Auch bei Raúl war es so. Real Madrids Vereinsikone wollte noch ein bisschen kicken, als die Karriere sich dem Ende zuneigte – er tat es dann (2010) auf Schalke, in Katar und den USA. Die Prägung durch Real ist so stark wie in Deutschland die durch den FC Bayern.

Eigentlich hat es nur Claudio Pizarro geschafft, in München und noch an einem anderen Standort vorbehaltlos geliebt zu werden. Der Peruaner genießt allerdings den Bonus, dass er über die Haltbarkeit seiner Karriere wahrgenommen wird. Und mit Werder Bremen, das am Anfang, in der Mitte und am Schluss seines Weges in Deutschland steht, hat er einen Hauptverein, von dem aus allenfalls ein Wechsel zum Hamburger SV unmöglich wäre (wobei der Pizarro mal vom FC Bayern holen wollte).

Beim HSV kickt derzeit Bakery Jatta.
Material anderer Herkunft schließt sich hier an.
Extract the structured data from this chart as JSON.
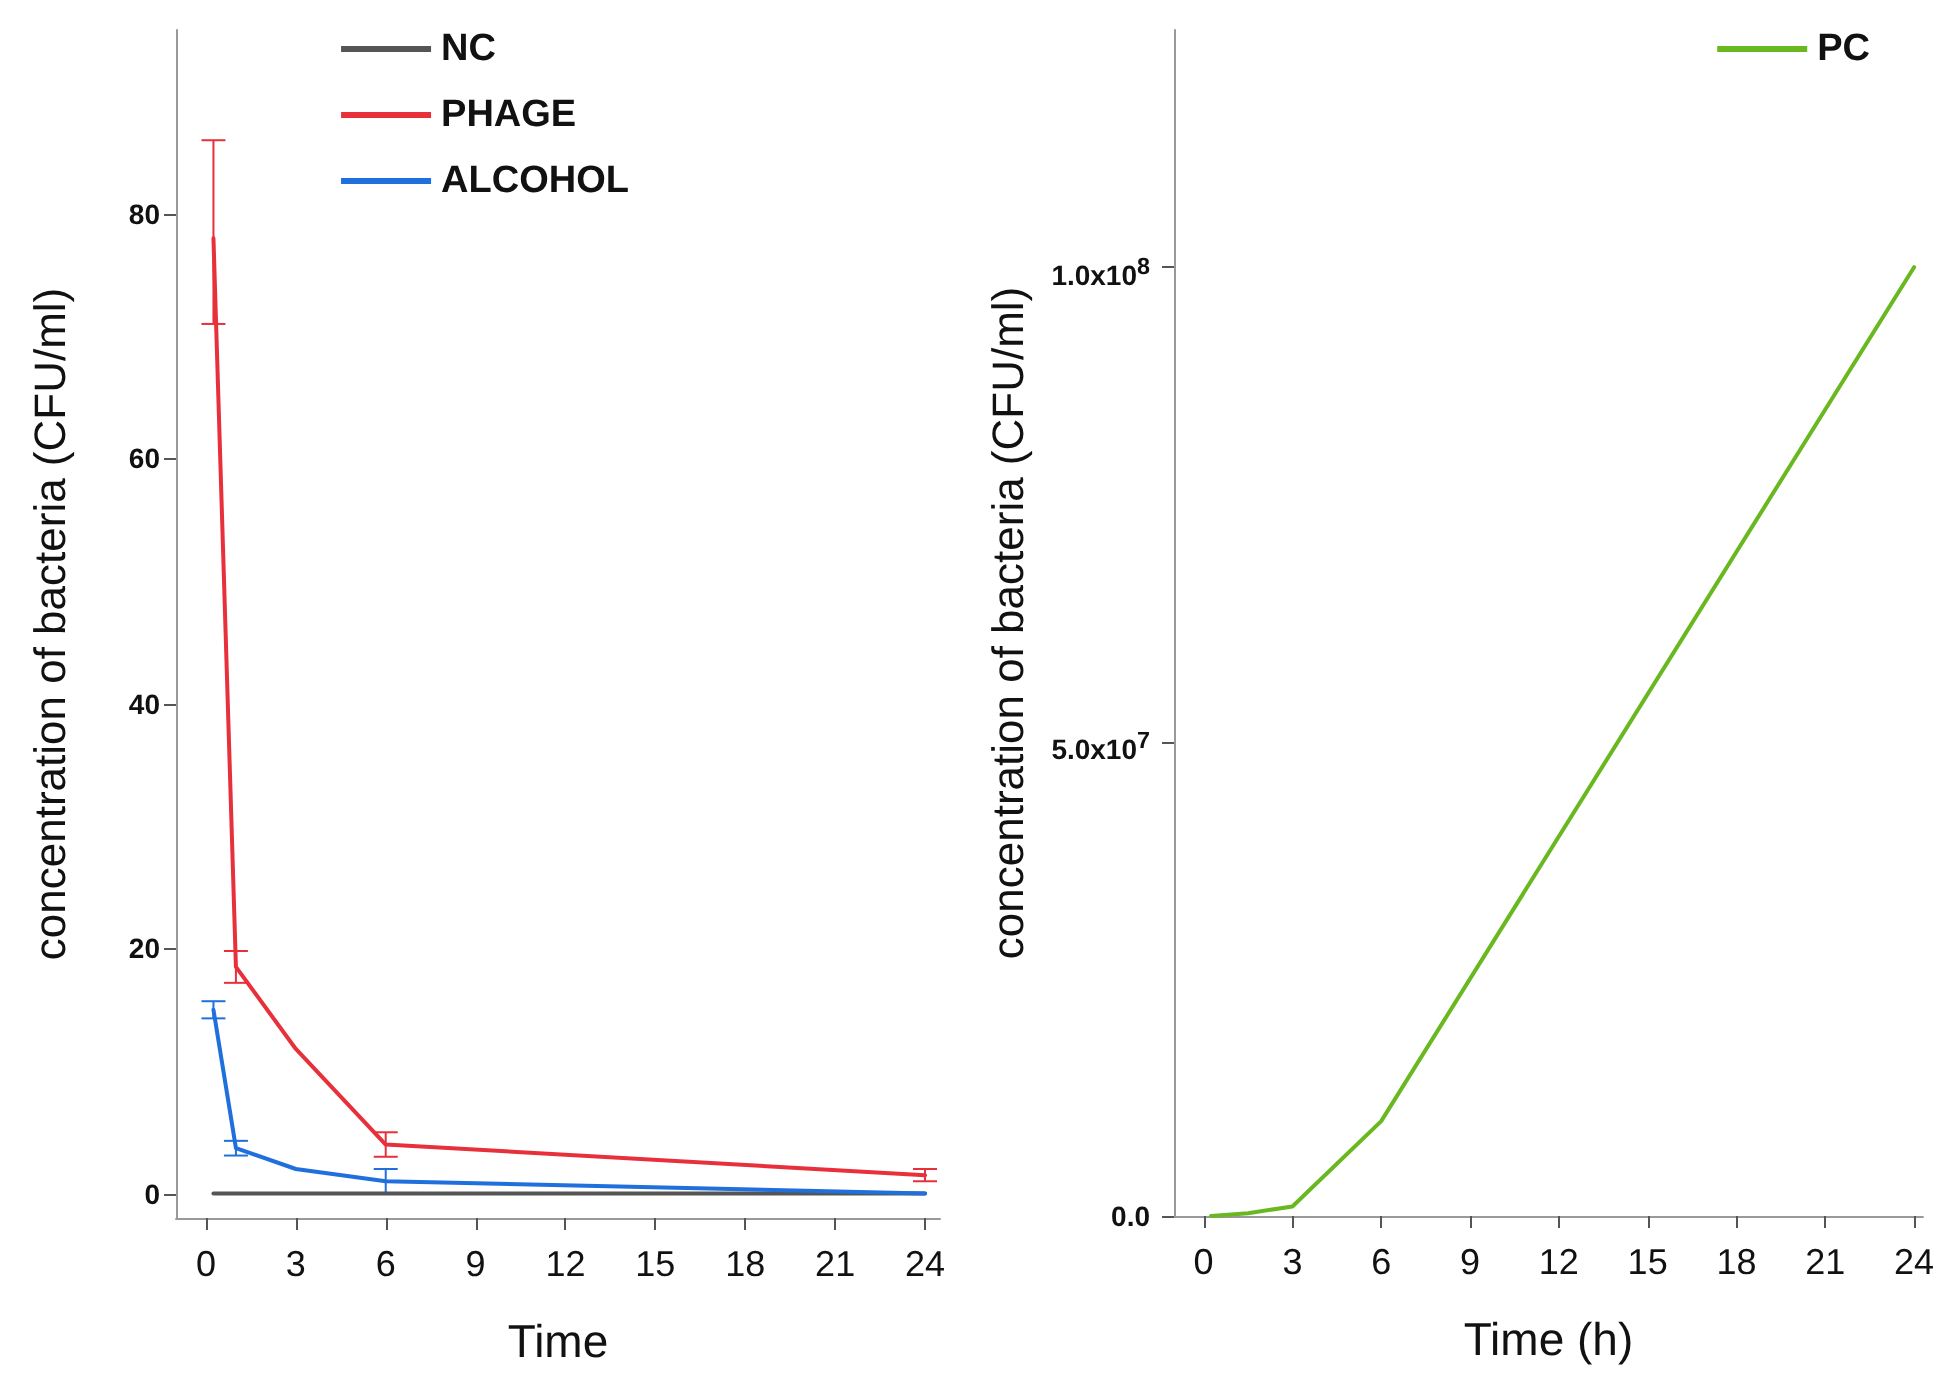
{
  "chart_data": [
    {
      "type": "line",
      "xlabel": "Time",
      "ylabel": "concentration of bacteria (CFU/ml)",
      "xlim": [
        -1,
        24.5
      ],
      "ylim": [
        -2,
        95
      ],
      "xticks": [
        0,
        3,
        6,
        9,
        12,
        15,
        18,
        21,
        24
      ],
      "yticks": [
        0,
        20,
        40,
        60,
        80
      ],
      "grid": false,
      "legend": "top",
      "marker": "none",
      "line_style": "solid",
      "series": [
        {
          "name": "NC",
          "color": "#555555",
          "x": [
            0.25,
            1,
            3,
            6,
            24
          ],
          "values": [
            0,
            0,
            0,
            0,
            0
          ]
        },
        {
          "name": "PHAGE",
          "color": "#e8303a",
          "x": [
            0.25,
            1,
            3,
            6,
            24
          ],
          "values": [
            78,
            18.5,
            11.8,
            4,
            1.5
          ],
          "errors": [
            [
              71,
              86
            ],
            1.3,
            null,
            1,
            0.5
          ]
        },
        {
          "name": "ALCOHOL",
          "color": "#1f6fdc",
          "x": [
            0.25,
            1,
            3,
            6,
            24
          ],
          "values": [
            15,
            3.7,
            2,
            1,
            0
          ],
          "errors": [
            0.7,
            0.6,
            null,
            1,
            null
          ]
        }
      ]
    },
    {
      "type": "line",
      "xlabel": "Time (h)",
      "ylabel": "concentration of bacteria (CFU/ml)",
      "xlim": [
        -1,
        24.3
      ],
      "ylim": [
        0,
        125000000
      ],
      "xticks": [
        0,
        3,
        6,
        9,
        12,
        15,
        18,
        21,
        24
      ],
      "yticks": [
        {
          "value": 0,
          "label": "0.0"
        },
        {
          "value": 50000000,
          "label": "5.0x10$^{7}$"
        },
        {
          "value": 100000000,
          "label": "1.0x10$^{8}$"
        }
      ],
      "grid": false,
      "legend": "top right",
      "marker": "none",
      "line_style": "solid",
      "series": [
        {
          "name": "PC",
          "color": "#6ab820",
          "x": [
            0.25,
            1.5,
            3,
            6,
            24
          ],
          "values": [
            0,
            300000,
            1000000,
            10000000,
            100000000
          ]
        }
      ]
    }
  ]
}
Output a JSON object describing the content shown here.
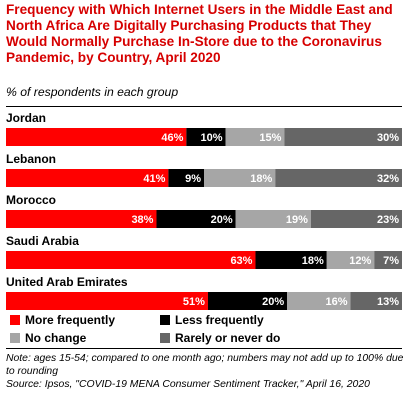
{
  "title": "Frequency with Which Internet Users in the Middle East and North Africa Are Digitally Purchasing Products that They Would Normally Purchase In-Store due to the Coronavirus Pandemic, by Country, April 2020",
  "subtitle": "% of respondents in each group",
  "note": "Note: ages 15-54; compared to one month ago; numbers may not add up to 100% due to rounding",
  "source": "Source: Ipsos, \"COVID-19 MENA Consumer Sentiment Tracker,\" April 16, 2020",
  "colors": {
    "title": "#d60000",
    "more_frequently": "#ff0000",
    "less_frequently": "#000000",
    "no_change": "#a6a6a6",
    "rarely_or_never": "#666666"
  },
  "legend": [
    {
      "label": "More frequently",
      "color": "#ff0000"
    },
    {
      "label": "No change",
      "color": "#a6a6a6"
    },
    {
      "label": "Less frequently",
      "color": "#000000"
    },
    {
      "label": "Rarely or never do",
      "color": "#666666"
    }
  ],
  "chart_data": {
    "type": "bar",
    "orientation": "horizontal-stacked",
    "categories": [
      "Jordan",
      "Lebanon",
      "Morocco",
      "Saudi Arabia",
      "United Arab Emirates"
    ],
    "series": [
      {
        "name": "More frequently",
        "values": [
          46,
          41,
          38,
          63,
          51
        ]
      },
      {
        "name": "Less frequently",
        "values": [
          10,
          9,
          20,
          18,
          20
        ]
      },
      {
        "name": "No change",
        "values": [
          15,
          18,
          19,
          12,
          16
        ]
      },
      {
        "name": "Rarely or never do",
        "values": [
          30,
          32,
          23,
          7,
          13
        ]
      }
    ],
    "labels": [
      [
        "46%",
        "10%",
        "15%",
        "30%"
      ],
      [
        "41%",
        "9%",
        "18%",
        "32%"
      ],
      [
        "38%",
        "20%",
        "19%",
        "23%"
      ],
      [
        "63%",
        "18%",
        "12%",
        "7%"
      ],
      [
        "51%",
        "20%",
        "16%",
        "13%"
      ]
    ],
    "stack_order": [
      "More frequently",
      "Less frequently",
      "No change",
      "Rarely or never do"
    ],
    "legend_position": "bottom",
    "grid": false
  }
}
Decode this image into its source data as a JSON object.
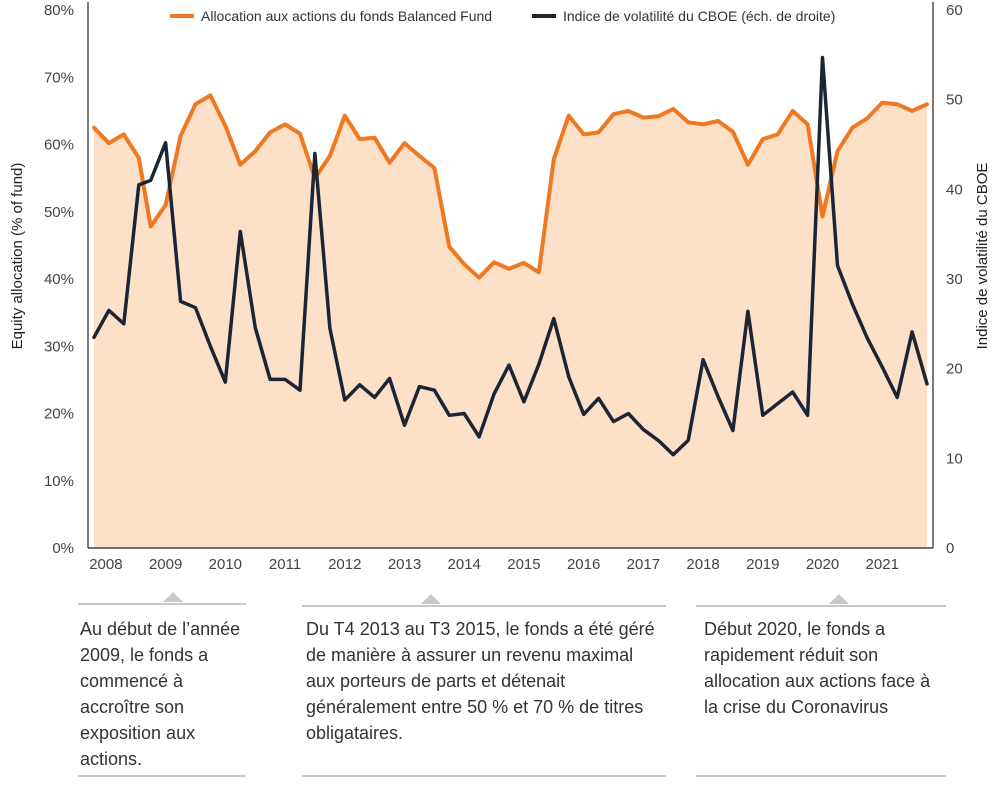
{
  "chart_data": {
    "type": "line",
    "title": "",
    "ylabel": "Equity allocation (% of fund)",
    "y2label": "Indice de volatilité du CBOE",
    "ylim": [
      0,
      80
    ],
    "y2lim": [
      0,
      60
    ],
    "y_ticks": [
      "0%",
      "10%",
      "20%",
      "30%",
      "40%",
      "50%",
      "60%",
      "70%",
      "80%"
    ],
    "y2_ticks": [
      "0",
      "10",
      "20",
      "30",
      "40",
      "50",
      "60"
    ],
    "x_ticks": [
      "2008",
      "2009",
      "2010",
      "2011",
      "2012",
      "2013",
      "2014",
      "2015",
      "2016",
      "2017",
      "2018",
      "2019",
      "2020",
      "2021"
    ],
    "xlim": [
      2007.7,
      2021.85
    ],
    "x": [
      2007.8,
      2008.05,
      2008.3,
      2008.55,
      2008.75,
      2009.0,
      2009.25,
      2009.5,
      2009.75,
      2010.0,
      2010.25,
      2010.5,
      2010.75,
      2011.0,
      2011.25,
      2011.5,
      2011.75,
      2012.0,
      2012.25,
      2012.5,
      2012.75,
      2013.0,
      2013.25,
      2013.5,
      2013.75,
      2014.0,
      2014.25,
      2014.5,
      2014.75,
      2015.0,
      2015.25,
      2015.5,
      2015.75,
      2016.0,
      2016.25,
      2016.5,
      2016.75,
      2017.0,
      2017.25,
      2017.5,
      2017.75,
      2018.0,
      2018.25,
      2018.5,
      2018.75,
      2019.0,
      2019.25,
      2019.5,
      2019.75,
      2020.0,
      2020.25,
      2020.5,
      2020.75,
      2021.0,
      2021.25,
      2021.5,
      2021.75
    ],
    "series": [
      {
        "name": "Allocation aux actions du fonds Balanced Fund",
        "axis": "left",
        "color": "#f07820",
        "values": [
          62.5,
          60.2,
          61.5,
          58.0,
          47.8,
          51.0,
          61.3,
          66.0,
          67.3,
          62.8,
          57.0,
          59.0,
          61.8,
          63.0,
          61.6,
          55.0,
          58.3,
          64.3,
          60.8,
          61.0,
          57.3,
          60.2,
          58.3,
          56.5,
          44.8,
          42.2,
          40.2,
          42.5,
          41.5,
          42.4,
          41.0,
          57.8,
          64.3,
          61.5,
          61.8,
          64.5,
          65.0,
          64.0,
          64.2,
          65.3,
          63.3,
          63.0,
          63.5,
          61.9,
          57.0,
          60.8,
          61.5,
          65.0,
          63.0,
          49.3,
          59.0,
          62.5,
          63.9,
          66.2,
          66.0,
          65.0,
          66.0
        ]
      },
      {
        "name": "Indice de volatilité du CBOE (éch. de droite)",
        "axis": "right",
        "color": "#1c2533",
        "values": [
          23.5,
          26.5,
          25.0,
          40.5,
          41.0,
          45.2,
          27.5,
          26.8,
          22.5,
          18.5,
          35.3,
          24.6,
          18.8,
          18.8,
          17.6,
          44.0,
          24.5,
          16.5,
          18.2,
          16.8,
          18.9,
          13.7,
          18.0,
          17.6,
          14.8,
          15.0,
          12.4,
          17.2,
          20.4,
          16.3,
          20.5,
          25.6,
          19.1,
          14.9,
          16.7,
          14.1,
          15.0,
          13.2,
          12.0,
          10.4,
          12.0,
          21.0,
          16.9,
          13.1,
          26.4,
          14.8,
          16.1,
          17.4,
          14.8,
          54.7,
          31.5,
          27.2,
          23.4,
          20.2,
          16.8,
          24.1,
          18.3
        ]
      }
    ],
    "legend_position": "top-center",
    "grid": false
  },
  "annotations": [
    {
      "text": "Au début de l’année 2009, le fonds a commencé à accroître son exposition aux actions."
    },
    {
      "text": "Du T4 2013 au T3 2015, le fonds a été géré de manière à assurer un revenu maximal aux porteurs de parts et détenait généralement entre 50 % et 70 % de titres obligataires."
    },
    {
      "text": "Début 2020, le fonds a rapidement réduit son allocation aux actions face à la crise du Coronavirus"
    }
  ],
  "colors": {
    "area_fill": "#fde0c8",
    "allocation_line": "#f07820",
    "vix_line": "#1c2533",
    "annotation_rule": "#c8c8c8"
  }
}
Um den 21-jährigen Gambier hatte es wochenlang Spekulationen gegeben: Ist der als Flüchtling nach Deutschland gekommene Spieler der, für den er sich ausgibt? Stimmt seine Identität? Clubs, die gegen den HSV und Jatta Punkte in der 2. Liga verloren, legten Protest gegen die Wertung ein. Der HSV stellte sich bedingunglos hinter Jatta, und dem wurde, wie er sagte, ganz warm ums Herz. Er hatte eine Heimat gefunden.

Jedoch, kann der Hamburger SV ewig Heimat sein? Er ist ein Arbeitgeber mit hoher Fluktuation, und weil er seit Langem hinter den Erwartungen zurückbleibt, werden seine wenigen guten Spieler eben abgeworben.

Das könnte auch bei Jatta passieren. Werder Bremen soll schon mal interessiert gewesen sein, nach seiner Flucht lebte er in der anderen Hansestadt. Irgendwann wird ein Wechsel kommen. Er könnte heikel werden.